Sulu would have been shown more in one episode of Star Trek
George Takei portrayed Lt. Sulu on Star Trek: The Original Series for fifty-two out of the seventy-nine episodes, but viewers never really got to know much about him. The stories were mainly written for series stars, William Shatner, Leonard Nimoy, and DeForest Kelley, but one episode in season two of the show would have “helped to develop” Sulu more, according to an old interview the actor gave to Starlog Magazine in 1977.
Originally, in “The Gamesters of Triskelion,” Sulu would have been taken captive along with Captain Kirk and Lt. Uhura and forced to fight in games to entertain the Providers. But when the episode was shooting, Takei was in Georgia filming “The Green Berets,” a war movie with John Wayne. Though Takei thought he would be able to get away, he had to shoot a scene for the movie in which there was an explosion. The shoot didn’t come out right so the scene had to be delayed, which kept Takei from filming Star Trek.
But would the episode have really developed Sulu?
Because Takei was unable to appear in “The Gamesters of Triskelion,” Walter Koenig’s character, Chekov, was used in his place. And though Takei said in the interview that one episode “would have helped to develop Sulu very much,” that wasn’t the case for Chekov as we didn’t really learn anymore about him than we already knew.
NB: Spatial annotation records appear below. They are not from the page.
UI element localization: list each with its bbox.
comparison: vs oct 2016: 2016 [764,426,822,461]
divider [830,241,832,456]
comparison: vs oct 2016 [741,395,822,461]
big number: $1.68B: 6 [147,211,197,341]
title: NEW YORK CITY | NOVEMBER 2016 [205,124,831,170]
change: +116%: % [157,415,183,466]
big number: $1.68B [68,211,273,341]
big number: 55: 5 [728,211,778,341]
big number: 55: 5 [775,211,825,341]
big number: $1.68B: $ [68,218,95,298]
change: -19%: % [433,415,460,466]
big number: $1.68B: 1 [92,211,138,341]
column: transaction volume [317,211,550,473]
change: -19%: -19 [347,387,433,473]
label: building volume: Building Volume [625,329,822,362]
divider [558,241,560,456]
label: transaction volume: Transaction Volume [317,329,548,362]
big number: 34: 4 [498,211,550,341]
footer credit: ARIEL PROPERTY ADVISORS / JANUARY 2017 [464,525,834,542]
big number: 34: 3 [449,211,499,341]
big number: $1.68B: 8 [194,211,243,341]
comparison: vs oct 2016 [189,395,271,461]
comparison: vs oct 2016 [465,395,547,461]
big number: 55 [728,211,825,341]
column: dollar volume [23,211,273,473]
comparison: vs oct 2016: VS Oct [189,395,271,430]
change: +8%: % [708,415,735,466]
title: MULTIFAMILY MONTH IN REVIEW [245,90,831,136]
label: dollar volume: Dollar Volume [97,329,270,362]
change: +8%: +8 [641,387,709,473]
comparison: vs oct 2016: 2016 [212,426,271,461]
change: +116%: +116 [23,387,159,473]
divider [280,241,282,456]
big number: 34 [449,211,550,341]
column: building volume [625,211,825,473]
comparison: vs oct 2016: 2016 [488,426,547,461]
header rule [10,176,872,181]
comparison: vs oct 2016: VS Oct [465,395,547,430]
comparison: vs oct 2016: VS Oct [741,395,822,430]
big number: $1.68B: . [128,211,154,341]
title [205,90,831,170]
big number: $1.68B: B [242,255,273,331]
There’s no way to know if the script had originally been different for Takei’s part in the episode, but if the dialogue and the action had been the same, “The Gamesters of Triskelion” wouldn’t have developed Sulu anymore than it did Chekov.
Perhaps we would have seen more fighting ability or maybe even learned something about his past, but with the way the series was written in the sixties, there wasn’t much of anyone’s past that was explored. And even if something had been revealed about Sulu, it’s doubtful that it would have made a difference in future episodes. At the most, it would have simply given Takei something more to do for that one episode. That was simply the way Star Trek worked back then.